Since the latest unfavorable opinion is silent about the previous, inconsistent, administrative record, in our view, more is needed to meet the articulation standard required by the Act. Since the ALJ's burden of articulation is not met in the instant case, we recommend the district court remand this case for further consideration by the Commissioner. Yet, while we reach this result, we note that nothing in this Report and Recommendation should be deemed as expressing a judgment on what the ultimate outcome of any reassessment of this evidence should be. Rather, the task should remain the duty and province of the ALJ on remand.
IV. Recommendation
For the foregoing reasons, IT IS RECOMMENDED that the decision of the Commissioner in this case should be REMANDED for further consideration.

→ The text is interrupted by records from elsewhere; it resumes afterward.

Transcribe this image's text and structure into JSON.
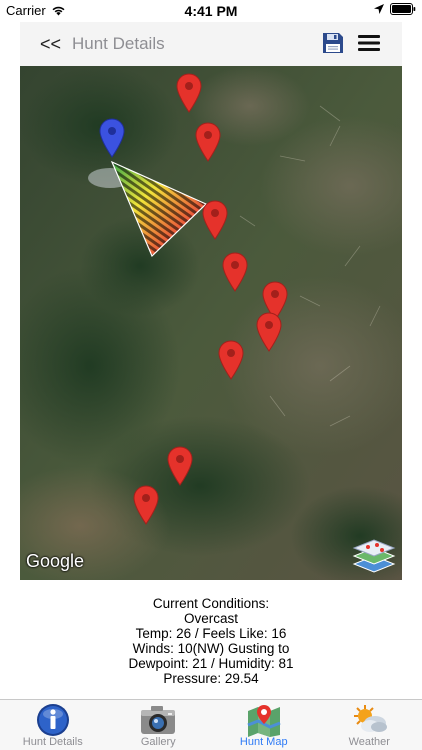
{
  "status_bar": {
    "carrier": "Carrier",
    "time": "4:41 PM"
  },
  "nav": {
    "back_label": "<<",
    "title": "Hunt Details",
    "save_icon": "floppy-disk-icon",
    "menu_icon": "hamburger-menu-icon"
  },
  "map": {
    "attribution": "Google",
    "layers_icon": "map-layers-icon",
    "colors": {
      "red_pin": "#e5322b",
      "blue_pin": "#3b52e0"
    }
  },
  "conditions": {
    "heading": "Current Conditions:",
    "sky": "Overcast",
    "temp": "Temp: 26 / Feels Like: 16",
    "winds": "Winds: 10(NW) Gusting to",
    "dewpoint": "Dewpoint: 21 / Humidity: 81",
    "pressure": "Pressure: 29.54"
  },
  "tabs": [
    {
      "label": "Hunt Details",
      "icon": "info-icon",
      "active": false
    },
    {
      "label": "Gallery",
      "icon": "camera-icon",
      "active": false
    },
    {
      "label": "Hunt Map",
      "icon": "map-icon",
      "active": true
    },
    {
      "label": "Weather",
      "icon": "weather-icon",
      "active": false
    }
  ],
  "colors": {
    "accent": "#2f7bf6",
    "inactive_tab": "#8e8e93"
  }
}
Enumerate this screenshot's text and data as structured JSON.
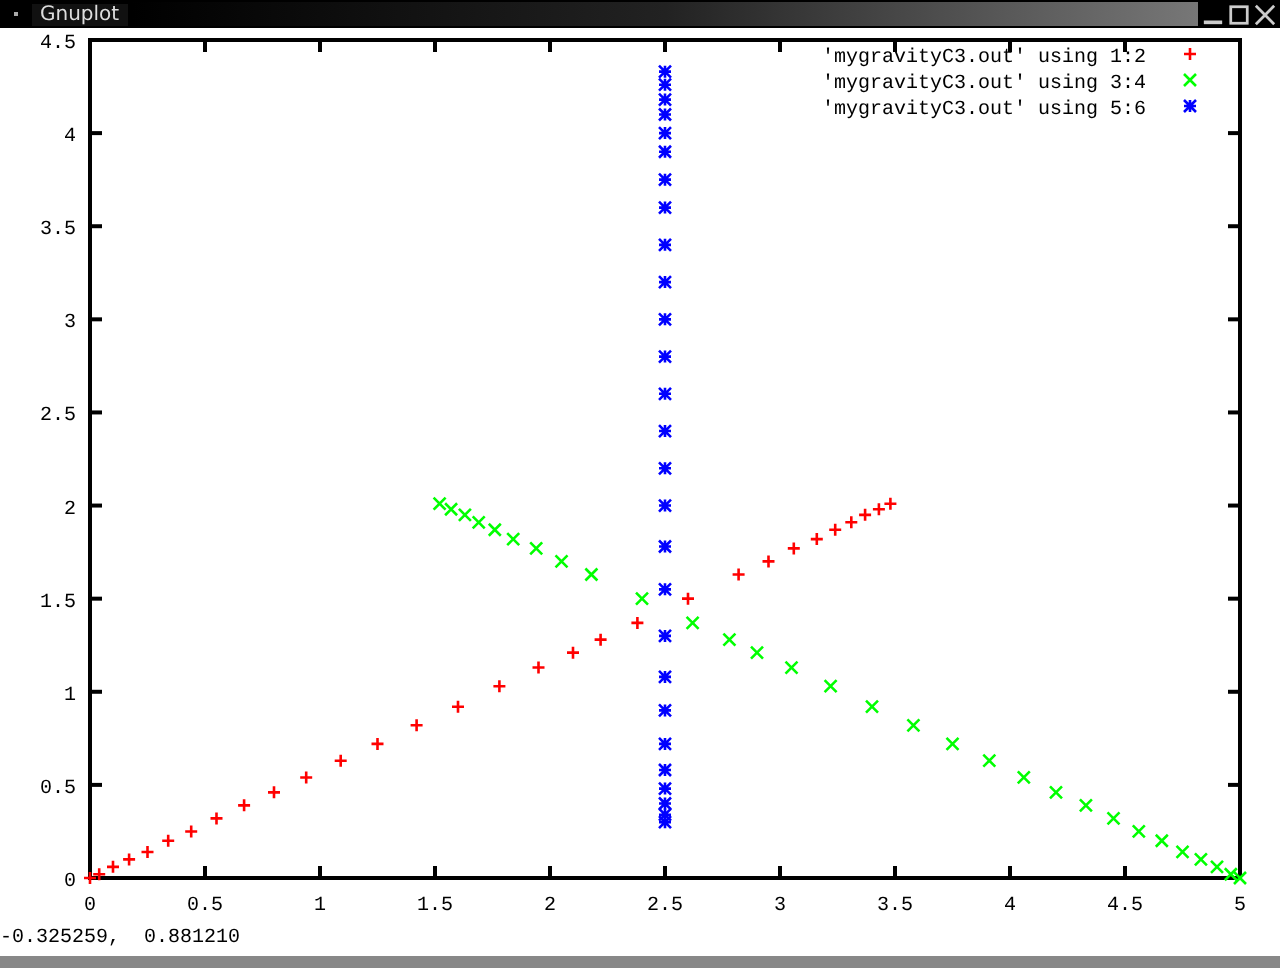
{
  "window": {
    "title": "Gnuplot"
  },
  "plot": {
    "chart_data": {
      "type": "scatter",
      "legend": true,
      "xlim": [
        0,
        5
      ],
      "ylim": [
        0,
        4.5
      ],
      "xticks": [
        {
          "value": 0,
          "label": "0"
        },
        {
          "value": 0.5,
          "label": "0.5"
        },
        {
          "value": 1,
          "label": "1"
        },
        {
          "value": 1.5,
          "label": "1.5"
        },
        {
          "value": 2,
          "label": "2"
        },
        {
          "value": 2.5,
          "label": "2.5"
        },
        {
          "value": 3,
          "label": "3"
        },
        {
          "value": 3.5,
          "label": "3.5"
        },
        {
          "value": 4,
          "label": "4"
        },
        {
          "value": 4.5,
          "label": "4.5"
        },
        {
          "value": 5,
          "label": "5"
        }
      ],
      "yticks": [
        {
          "value": 0,
          "label": "0"
        },
        {
          "value": 0.5,
          "label": "0.5"
        },
        {
          "value": 1,
          "label": "1"
        },
        {
          "value": 1.5,
          "label": "1.5"
        },
        {
          "value": 2,
          "label": "2"
        },
        {
          "value": 2.5,
          "label": "2.5"
        },
        {
          "value": 3,
          "label": "3"
        },
        {
          "value": 3.5,
          "label": "3.5"
        },
        {
          "value": 4,
          "label": "4"
        },
        {
          "value": 4.5,
          "label": "4.5"
        }
      ],
      "series": [
        {
          "name": "'mygravityC3.out' using 1:2",
          "color": "#ff0000",
          "x": [
            0,
            0.04,
            0.1,
            0.17,
            0.25,
            0.34,
            0.44,
            0.55,
            0.67,
            0.8,
            0.94,
            1.09,
            1.25,
            1.42,
            1.6,
            1.78,
            1.95,
            2.1,
            2.22,
            2.38,
            2.6,
            2.82,
            2.95,
            3.06,
            3.16,
            3.24,
            3.31,
            3.37,
            3.43,
            3.48
          ],
          "values": [
            0,
            0.02,
            0.06,
            0.1,
            0.14,
            0.2,
            0.25,
            0.32,
            0.39,
            0.46,
            0.54,
            0.63,
            0.72,
            0.82,
            0.92,
            1.03,
            1.13,
            1.21,
            1.28,
            1.37,
            1.5,
            1.63,
            1.7,
            1.77,
            1.82,
            1.87,
            1.91,
            1.95,
            1.98,
            2.01
          ]
        },
        {
          "name": "'mygravityC3.out' using 3:4",
          "color": "#00ff00",
          "x": [
            1.52,
            1.57,
            1.63,
            1.69,
            1.76,
            1.84,
            1.94,
            2.05,
            2.18,
            2.4,
            2.62,
            2.78,
            2.9,
            3.05,
            3.22,
            3.4,
            3.58,
            3.75,
            3.91,
            4.06,
            4.2,
            4.33,
            4.45,
            4.56,
            4.66,
            4.75,
            4.83,
            4.9,
            4.96,
            5
          ],
          "values": [
            2.01,
            1.98,
            1.95,
            1.91,
            1.87,
            1.82,
            1.77,
            1.7,
            1.63,
            1.5,
            1.37,
            1.28,
            1.21,
            1.13,
            1.03,
            0.92,
            0.82,
            0.72,
            0.63,
            0.54,
            0.46,
            0.39,
            0.32,
            0.25,
            0.2,
            0.14,
            0.1,
            0.06,
            0.02,
            0
          ]
        },
        {
          "name": "'mygravityC3.out' using 5:6",
          "color": "#0000ff",
          "x": [
            2.5,
            2.5,
            2.5,
            2.5,
            2.5,
            2.5,
            2.5,
            2.5,
            2.5,
            2.5,
            2.5,
            2.5,
            2.5,
            2.5,
            2.5,
            2.5,
            2.5,
            2.5,
            2.5,
            2.5,
            2.5,
            2.5,
            2.5,
            2.5,
            2.5,
            2.5,
            2.5
          ],
          "values": [
            0.3,
            0.34,
            0.4,
            0.48,
            0.58,
            0.72,
            0.9,
            1.08,
            1.3,
            1.55,
            1.78,
            2.0,
            2.2,
            2.4,
            2.6,
            2.8,
            3.0,
            3.2,
            3.4,
            3.6,
            3.75,
            3.9,
            4.0,
            4.1,
            4.18,
            4.26,
            4.33
          ]
        }
      ]
    }
  },
  "status_bar": {
    "coordinates": "-0.325259,  0.881210"
  }
}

The parties are further placed on notice that pursuant to Local Rule 72.3: Any party may object to a magistrate judge's proposed findings, recommendations or report addressing a motion or matter described in 28 U.S.C. § 636 (b)(1)(B) or making a recommendation for the disposition of a prisoner case or a habeas corpus petition within fourteen (14) days after being served with a copy thereof. Such party shall file with the clerk of court, and serve on the magistrate judge and all parties, written objections which shall specifically identify the portions of the proposed findings, recommendations or report to which objection is made and the basis for such objections. The briefing requirements set forth in Local Rule 72.2 shall apply. A judge shall make a de novo determination of those portions of the report or specified proposed findings or recommendations to which objection is made and may accept, reject, or modify, in whole or in part, the findings or recommendations made by the magistrate judge. The judge, however, need conduct a new hearing only in his or her discretion or where required by law, and may consider the record developed before the magistrate judge, making his or her own determination on the basis of that record. The judge may also receive further evidence, recall 35 witnesses, or recommit the matter to the magistrate judge with instructions.